Philosophy – the term conjures up a number of images in people’s minds. Maybe you think of deep, dense, abstract ancient texts, or maybe you imagine wandering by the philosophy building on your college campus where students argue using terms you’ve never heard, while you simply want to get to the gym for an afternoon workout. Whatever the case may be, when we think of philosophy, we each think of something.
But what if philosophy was less of an abstract concept or term, and more of a tool that could aid you in your daily life and the challenges that we each face in the modern world? What if I told you it is exactly that, and that that’s what philosophy is intended for, especially for those of us who are idealistic, dreamers, and have big visions for our future lives and work? We may need philosophy the most, but a certain prescription of a philosophy.
The Ancient Stoics
Stoic Philosophers came from Ancient Rome and Greece during the 3rd century AD. They had some of the same conclusions that you and I might have regarding abstract philosophy. They didn’t agree with the pious and pompous philosophers who were merely academics and looked down on those who did not want to discuss the abstract for hours. Rather, they viewed philosophy as a practical tool to solve the needs in our daily lives.
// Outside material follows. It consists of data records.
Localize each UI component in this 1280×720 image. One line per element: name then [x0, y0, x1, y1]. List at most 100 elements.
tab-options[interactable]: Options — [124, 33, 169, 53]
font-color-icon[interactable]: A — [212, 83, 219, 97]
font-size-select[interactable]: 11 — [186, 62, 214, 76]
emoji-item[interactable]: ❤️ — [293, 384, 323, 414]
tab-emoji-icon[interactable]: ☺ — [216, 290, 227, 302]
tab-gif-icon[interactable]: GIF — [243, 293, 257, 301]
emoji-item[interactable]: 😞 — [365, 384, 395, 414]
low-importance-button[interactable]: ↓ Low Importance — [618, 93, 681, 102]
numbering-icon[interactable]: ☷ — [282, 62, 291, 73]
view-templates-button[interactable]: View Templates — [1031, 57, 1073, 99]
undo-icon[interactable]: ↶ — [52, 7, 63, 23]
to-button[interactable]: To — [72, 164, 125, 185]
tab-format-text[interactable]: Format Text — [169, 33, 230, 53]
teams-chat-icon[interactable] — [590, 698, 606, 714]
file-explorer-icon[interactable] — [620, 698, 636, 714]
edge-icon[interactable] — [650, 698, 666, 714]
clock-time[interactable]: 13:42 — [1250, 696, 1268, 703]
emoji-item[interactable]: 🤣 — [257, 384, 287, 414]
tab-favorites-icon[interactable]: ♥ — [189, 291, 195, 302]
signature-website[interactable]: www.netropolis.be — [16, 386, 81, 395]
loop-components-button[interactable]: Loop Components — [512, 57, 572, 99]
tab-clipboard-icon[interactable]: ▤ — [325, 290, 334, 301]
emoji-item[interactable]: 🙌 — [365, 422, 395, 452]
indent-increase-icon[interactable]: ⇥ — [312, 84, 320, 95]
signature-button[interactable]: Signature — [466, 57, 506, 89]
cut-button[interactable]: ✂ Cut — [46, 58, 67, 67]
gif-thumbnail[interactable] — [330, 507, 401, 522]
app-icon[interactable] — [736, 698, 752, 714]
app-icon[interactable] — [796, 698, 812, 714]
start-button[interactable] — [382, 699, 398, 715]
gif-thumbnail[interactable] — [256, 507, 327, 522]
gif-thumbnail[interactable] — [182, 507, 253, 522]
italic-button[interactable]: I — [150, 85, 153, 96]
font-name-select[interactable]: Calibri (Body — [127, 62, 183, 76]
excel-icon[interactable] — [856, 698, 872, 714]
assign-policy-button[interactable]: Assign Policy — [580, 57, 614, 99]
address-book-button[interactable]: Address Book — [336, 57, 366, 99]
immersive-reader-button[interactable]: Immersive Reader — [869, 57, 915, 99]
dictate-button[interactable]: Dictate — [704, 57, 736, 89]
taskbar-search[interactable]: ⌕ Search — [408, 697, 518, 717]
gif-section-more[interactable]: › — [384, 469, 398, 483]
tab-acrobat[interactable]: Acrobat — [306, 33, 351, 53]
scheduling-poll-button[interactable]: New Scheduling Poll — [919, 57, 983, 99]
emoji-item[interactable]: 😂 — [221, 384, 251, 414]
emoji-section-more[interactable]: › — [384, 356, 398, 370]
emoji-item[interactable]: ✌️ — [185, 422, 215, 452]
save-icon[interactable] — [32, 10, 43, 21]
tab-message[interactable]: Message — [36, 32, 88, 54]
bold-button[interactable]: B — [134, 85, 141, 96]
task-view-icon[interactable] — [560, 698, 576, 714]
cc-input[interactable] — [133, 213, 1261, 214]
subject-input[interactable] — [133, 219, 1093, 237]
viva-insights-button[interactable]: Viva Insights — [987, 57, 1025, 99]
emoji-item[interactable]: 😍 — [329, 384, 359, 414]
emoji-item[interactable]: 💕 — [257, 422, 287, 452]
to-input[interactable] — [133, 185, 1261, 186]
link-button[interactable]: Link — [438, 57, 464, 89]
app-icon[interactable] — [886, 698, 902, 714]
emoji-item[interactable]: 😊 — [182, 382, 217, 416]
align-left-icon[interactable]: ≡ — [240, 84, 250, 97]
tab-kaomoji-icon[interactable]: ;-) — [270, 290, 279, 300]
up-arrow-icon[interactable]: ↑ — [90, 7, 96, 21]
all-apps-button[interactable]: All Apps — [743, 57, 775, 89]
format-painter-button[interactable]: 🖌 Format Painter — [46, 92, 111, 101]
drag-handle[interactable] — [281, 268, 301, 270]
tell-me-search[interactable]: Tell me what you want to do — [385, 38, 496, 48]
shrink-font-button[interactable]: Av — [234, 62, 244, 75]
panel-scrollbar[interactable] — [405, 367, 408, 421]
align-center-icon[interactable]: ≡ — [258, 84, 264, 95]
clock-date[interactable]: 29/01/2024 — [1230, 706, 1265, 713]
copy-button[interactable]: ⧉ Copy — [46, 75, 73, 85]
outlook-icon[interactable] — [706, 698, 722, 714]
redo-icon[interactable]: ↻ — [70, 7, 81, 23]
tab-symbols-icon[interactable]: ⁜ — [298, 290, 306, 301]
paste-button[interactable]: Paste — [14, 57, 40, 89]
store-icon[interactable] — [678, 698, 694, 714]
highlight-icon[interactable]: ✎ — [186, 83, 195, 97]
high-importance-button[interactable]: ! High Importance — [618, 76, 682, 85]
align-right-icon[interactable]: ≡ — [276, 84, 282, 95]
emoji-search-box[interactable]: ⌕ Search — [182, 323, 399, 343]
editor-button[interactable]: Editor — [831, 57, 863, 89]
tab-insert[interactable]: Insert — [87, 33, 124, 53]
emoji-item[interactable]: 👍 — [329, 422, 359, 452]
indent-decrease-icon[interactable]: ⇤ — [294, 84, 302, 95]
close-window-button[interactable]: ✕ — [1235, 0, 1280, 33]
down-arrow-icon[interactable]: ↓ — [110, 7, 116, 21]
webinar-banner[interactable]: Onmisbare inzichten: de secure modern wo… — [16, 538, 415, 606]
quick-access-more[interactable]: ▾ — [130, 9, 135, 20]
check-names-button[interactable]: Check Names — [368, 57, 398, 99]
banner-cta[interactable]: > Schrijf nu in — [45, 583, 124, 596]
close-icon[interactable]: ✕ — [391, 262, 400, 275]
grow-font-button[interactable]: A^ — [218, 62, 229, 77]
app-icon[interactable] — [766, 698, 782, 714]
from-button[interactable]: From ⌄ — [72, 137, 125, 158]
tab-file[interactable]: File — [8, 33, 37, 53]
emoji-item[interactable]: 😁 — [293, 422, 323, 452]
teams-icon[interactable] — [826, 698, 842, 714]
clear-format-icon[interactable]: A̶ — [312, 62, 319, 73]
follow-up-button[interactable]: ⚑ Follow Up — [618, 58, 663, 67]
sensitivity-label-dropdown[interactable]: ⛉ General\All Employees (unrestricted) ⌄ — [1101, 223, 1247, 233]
Their philosophy—known as Stoicism—works as a way to control our emotions, understand our circumstances, know what is or is not in our control, and look at our lives objectively. This provides a sense of freedom, but must the philosophy must be accompanied with rigorous practice, application, and discipline. Philosophy can’t merely be something you think about occasionally, but something that you practice every single day.
You’re cut off on traffic? You control your response. Don’t chase down or flip off the perpetrator. Keep driving.
You’re working on a large project and it flops? Don’t freak out and fall into a depression. See what went wrong, objectively analyze the faults, swallow your ego that is hurt, and continue marching forward with your work.
And for the idealistic person? You have big dreams, visions, and goals—which are all good— but they don’t pan out? Don’t assume that you’ve failed at life and start to quit or be flustered into bad decisions or assume a victim’s role that things simply don’t ever work out for you. Rather, keep chugging away and slowly working towards those goals, seeing minimal progress and celebrating that you are moving forward with discipline and practice.
Philosophy Won’t Take Away Dreams, but Relieve the Pressures
We’re all slightly idealistic, though some of us more so than others.
We’re constantly inundated with reminders of how life should be, how we can be better, and how we need this or that product to buy happiness. With the massive influx of self-help literature, we now have an entire source of media devoted toward improvement.
This isn’t inherently bad. Goals, dreams, and even entertainment and possessions we care about are good to have in life. They make us human. Just as buying, selling, and marketing are human.
But when we lose our ability to be objective is when we run into problems. When we forget that life is a series of objective events, that will or won’t go in our favor, we are flustered when things don’t according to plan. Oftentimes, no matter how hard we try, we can’t control the outcome of events. And in all likelihood, life will not look the way we mapped out on paper.
This isn’t cynical or depressing.
This is freeing.
Life will still look beautiful, because it is.
Without the pressure of needing everything to look a certain way, you can move on with your results, your progress, and your life without the timetable of needing results to happen now, or feeling like a failure if an outcome doesn’t occur. You won’t feel the need to escape for the next rush, experience, or project when things don’t go your way, because you’re grateful for the opportunity to pursue your goals and understanding the objectivity and discipline that they require.
This, and many other lessons you can learn from Stoic philosophy. The tool is a constant reality check of the mind. This is what philosophy should be. This is the philosophy we all need.